Marketa Vondrousova está sob investigação. IMAGO
Marketa Vondrousova está sob investigação. IMAGO

Campeã de Wimbledon arrisca suspensão de quatro anos por não ter aberto a porta

Marketa Vondrosouva foi visitada pelos 'vampiros' à noite e com medo de ser um assalto falhou o controlo antidoping

A campeã de Wimbledon em 2023, Marketa Vondrousova, está a ser investigada pela Agência Internacional para a Integridade do Ténis (ITIA) por alegadamente se ter recusado a realizar um controlo antidoping em dezembro. A tenista checa, atual número 46 do mundo, poderá enfrentar uma suspensão de quatro anos caso as acusações se confirmem.

O processo está em curso, com as partes a reunirem os seus argumentos, não havendo ainda data marcada para a audiência. Enquanto aguarda uma decisão, Vondrousova, que tem estado afastada dos courts desde janeiro devido a problemas físicos, mantém a autorização para competir.

Esta sexta-feira, a jogadora recorreu às redes sociais para explicar a sua versão dos acontecimentos, alegando que o incidente ocorreu num momento de grande vulnerabilidade.

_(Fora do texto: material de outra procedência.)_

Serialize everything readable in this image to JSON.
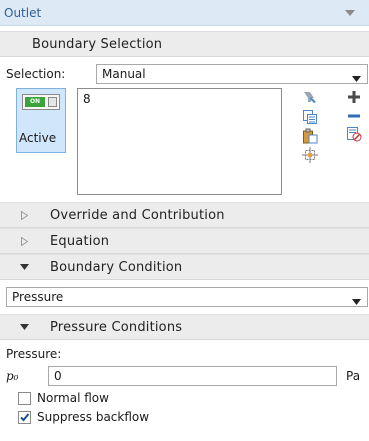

«O incidente do controlo antidoping aconteceu porque atingi um ponto de rutura após meses de stress físico e mental», começou por explicar. «Quando alguém tocou à minha campainha tarde da noite sem se identificar devidamente ou seguir os protocolos, reagi como alguém que estava assustado. Naquele momento, tratava-se de me sentir segura, não de evitar o que quer que fosse.»

Vondrousova acrescentou que o seu estado psicológico estava fragilizado, citando um diagnóstico profissional.

«Especialistas confirmaram que sofri uma reação aguda de stress, bem como uma perturbação de ansiedade generalizada. O medo toldou o meu discernimento e não fui capaz de processar a situação racionalmente», afirmou, fazendo ainda referência a um episódio traumático envolvendo uma compatriota: «Depois do que aconteceu à Petra [Kvitova, que foi assaltada e atacada com uma faca em casa em 2016], não encaramos de ânimo leve a presença de estranhos à nossa porta.»

O advogado da tenista reforça o contexto pessoal difícil que a atleta atravessava e argumenta que as condições em que o controlo foi conduzido não cumpriram as normas habituais impostas pelas autoridades antidoping.

Por seu lado, a ITIA confirmou a abertura de uma investigação, mas optou por manter a discrição sobre os pormenores do caso.